David Aldridge tweets that the resumption of talks between the NBA and players is to discuss a settlement of the players' antitrust lawsuit and does not include labor negotiations. 

While technically and legally true on its face, and while the lawyers certainly couldn't ratify a new collective bargaining agreement on behalf of their clients, Aldridge is making a distinction that holds little substantive difference in actual practice.

No settlement negotiations are admissible as evidence at trial.  That gives the lawyers wide leeway to discuss items that would lead to a final resolution between both sides.  In this case, those items could include the remaining CBA items that separate the parties. 

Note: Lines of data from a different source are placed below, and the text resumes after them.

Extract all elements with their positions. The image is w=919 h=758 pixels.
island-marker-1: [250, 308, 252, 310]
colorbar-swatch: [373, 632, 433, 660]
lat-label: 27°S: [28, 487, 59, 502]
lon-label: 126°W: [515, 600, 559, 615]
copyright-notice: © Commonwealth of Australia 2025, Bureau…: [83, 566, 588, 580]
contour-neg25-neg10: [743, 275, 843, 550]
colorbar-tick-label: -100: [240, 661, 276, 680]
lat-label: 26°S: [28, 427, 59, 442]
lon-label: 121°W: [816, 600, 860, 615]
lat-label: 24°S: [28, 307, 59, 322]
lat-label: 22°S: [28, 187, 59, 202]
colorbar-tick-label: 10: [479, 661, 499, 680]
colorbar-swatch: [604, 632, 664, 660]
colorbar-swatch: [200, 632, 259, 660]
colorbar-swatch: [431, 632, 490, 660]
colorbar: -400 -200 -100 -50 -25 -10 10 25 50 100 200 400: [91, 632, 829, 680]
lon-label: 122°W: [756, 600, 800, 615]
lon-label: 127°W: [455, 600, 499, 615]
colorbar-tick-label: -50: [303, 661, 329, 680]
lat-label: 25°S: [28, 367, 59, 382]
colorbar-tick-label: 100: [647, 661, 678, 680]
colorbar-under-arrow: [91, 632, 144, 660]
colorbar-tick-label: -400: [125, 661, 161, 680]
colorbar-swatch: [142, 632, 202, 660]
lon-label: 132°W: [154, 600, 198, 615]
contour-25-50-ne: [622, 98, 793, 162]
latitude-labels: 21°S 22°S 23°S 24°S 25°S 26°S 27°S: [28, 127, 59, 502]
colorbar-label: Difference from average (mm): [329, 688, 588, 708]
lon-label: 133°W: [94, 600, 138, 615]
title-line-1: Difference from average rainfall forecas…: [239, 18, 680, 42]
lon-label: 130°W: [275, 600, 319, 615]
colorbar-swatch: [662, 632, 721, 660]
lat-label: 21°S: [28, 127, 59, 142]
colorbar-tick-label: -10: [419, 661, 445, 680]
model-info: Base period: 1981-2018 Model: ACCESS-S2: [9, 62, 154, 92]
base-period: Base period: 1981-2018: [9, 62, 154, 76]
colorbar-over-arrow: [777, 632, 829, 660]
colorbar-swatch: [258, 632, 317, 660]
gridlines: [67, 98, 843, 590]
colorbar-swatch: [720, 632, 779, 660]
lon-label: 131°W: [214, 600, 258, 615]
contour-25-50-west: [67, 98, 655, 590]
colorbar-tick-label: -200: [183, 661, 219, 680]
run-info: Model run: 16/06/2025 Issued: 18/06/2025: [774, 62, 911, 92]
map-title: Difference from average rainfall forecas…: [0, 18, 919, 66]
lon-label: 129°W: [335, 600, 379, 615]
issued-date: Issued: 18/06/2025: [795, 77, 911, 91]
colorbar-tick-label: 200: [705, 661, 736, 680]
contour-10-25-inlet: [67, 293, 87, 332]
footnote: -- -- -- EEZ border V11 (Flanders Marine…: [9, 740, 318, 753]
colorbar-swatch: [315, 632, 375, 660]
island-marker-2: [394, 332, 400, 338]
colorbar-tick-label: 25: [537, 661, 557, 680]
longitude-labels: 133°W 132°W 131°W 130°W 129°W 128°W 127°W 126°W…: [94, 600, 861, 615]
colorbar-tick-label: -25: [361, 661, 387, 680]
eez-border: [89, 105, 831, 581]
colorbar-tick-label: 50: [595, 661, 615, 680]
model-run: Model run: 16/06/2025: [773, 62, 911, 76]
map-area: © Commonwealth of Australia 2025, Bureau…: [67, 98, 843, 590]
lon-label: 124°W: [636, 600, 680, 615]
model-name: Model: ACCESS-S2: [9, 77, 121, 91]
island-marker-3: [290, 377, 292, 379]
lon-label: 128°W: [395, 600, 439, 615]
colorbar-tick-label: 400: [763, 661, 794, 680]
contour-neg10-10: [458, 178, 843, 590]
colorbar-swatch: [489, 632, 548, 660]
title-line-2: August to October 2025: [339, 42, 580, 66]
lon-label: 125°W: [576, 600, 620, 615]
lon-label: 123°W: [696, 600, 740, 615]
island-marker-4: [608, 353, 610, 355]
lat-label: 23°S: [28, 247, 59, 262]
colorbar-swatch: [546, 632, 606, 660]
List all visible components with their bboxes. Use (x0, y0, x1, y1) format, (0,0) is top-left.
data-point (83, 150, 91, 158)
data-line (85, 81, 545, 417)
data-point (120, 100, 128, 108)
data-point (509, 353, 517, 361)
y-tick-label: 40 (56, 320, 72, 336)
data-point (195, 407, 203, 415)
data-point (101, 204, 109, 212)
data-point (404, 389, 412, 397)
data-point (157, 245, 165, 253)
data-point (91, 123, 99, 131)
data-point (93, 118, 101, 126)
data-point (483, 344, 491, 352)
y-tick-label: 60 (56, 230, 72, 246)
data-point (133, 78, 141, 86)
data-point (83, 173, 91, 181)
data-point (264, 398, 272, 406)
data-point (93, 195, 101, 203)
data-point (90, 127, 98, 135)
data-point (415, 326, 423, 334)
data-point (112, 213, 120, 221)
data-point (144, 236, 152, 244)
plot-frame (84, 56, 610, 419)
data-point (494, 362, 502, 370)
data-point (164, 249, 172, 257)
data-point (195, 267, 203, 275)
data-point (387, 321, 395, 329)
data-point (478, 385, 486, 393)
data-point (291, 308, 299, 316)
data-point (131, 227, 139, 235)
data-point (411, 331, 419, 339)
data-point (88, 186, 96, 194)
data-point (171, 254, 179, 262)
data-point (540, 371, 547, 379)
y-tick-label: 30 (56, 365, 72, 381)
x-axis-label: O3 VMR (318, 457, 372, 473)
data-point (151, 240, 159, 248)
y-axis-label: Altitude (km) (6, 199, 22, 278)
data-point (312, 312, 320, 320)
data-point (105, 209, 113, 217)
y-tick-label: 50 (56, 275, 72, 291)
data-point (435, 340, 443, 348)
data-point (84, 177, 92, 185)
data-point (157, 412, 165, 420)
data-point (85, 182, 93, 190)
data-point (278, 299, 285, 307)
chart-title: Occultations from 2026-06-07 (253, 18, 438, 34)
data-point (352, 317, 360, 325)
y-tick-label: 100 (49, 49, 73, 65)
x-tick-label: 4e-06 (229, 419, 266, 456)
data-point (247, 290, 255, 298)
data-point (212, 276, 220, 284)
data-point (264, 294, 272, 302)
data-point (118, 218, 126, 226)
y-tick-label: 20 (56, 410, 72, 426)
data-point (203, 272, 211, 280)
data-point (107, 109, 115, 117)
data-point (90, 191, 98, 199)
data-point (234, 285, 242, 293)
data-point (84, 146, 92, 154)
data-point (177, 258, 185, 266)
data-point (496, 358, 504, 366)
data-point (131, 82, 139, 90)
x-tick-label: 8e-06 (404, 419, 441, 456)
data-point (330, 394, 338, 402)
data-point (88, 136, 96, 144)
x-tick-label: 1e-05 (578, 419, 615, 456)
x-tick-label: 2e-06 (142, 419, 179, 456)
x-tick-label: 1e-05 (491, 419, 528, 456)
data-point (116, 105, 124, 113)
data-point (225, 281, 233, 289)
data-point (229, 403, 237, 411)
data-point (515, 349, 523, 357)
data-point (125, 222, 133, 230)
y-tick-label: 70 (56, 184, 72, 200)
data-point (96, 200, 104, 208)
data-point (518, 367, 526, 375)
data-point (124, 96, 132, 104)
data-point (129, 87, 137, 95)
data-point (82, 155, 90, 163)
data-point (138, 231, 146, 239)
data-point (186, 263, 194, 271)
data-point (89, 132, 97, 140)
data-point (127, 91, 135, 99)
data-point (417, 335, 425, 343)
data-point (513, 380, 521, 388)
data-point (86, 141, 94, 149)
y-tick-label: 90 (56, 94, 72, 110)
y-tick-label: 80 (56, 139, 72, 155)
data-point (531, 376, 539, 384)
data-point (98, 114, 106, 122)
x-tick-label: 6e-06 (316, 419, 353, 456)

A scenario in which a settlement agreement is reached by the lawyers, only to see the two sides become bogged down again on the major CBA terms, would strain reason.

The catch is that the lawyers would not acknowledge any of this for public consumption -- since the NBA could, for example, attempt to use such a disclosure as evidence that the union's disclaimer of interest is a sham intended only as a bargaining tactic.

It is important to note that there could be a tangible settlement of the lawsuit itself -- a nod to the legal distinction between settlement negotiations and collective bargaining -- but any resolution would almost certainly be rolled into an agreement between the parties on the main features of the new CBA.  There is nothing improper about this kind of process.

A discussion of the so-called B-list items could be pushed to the formal bargaining process that would follow once an agreement in principle is in place and the union resumes its role as the representative of the players.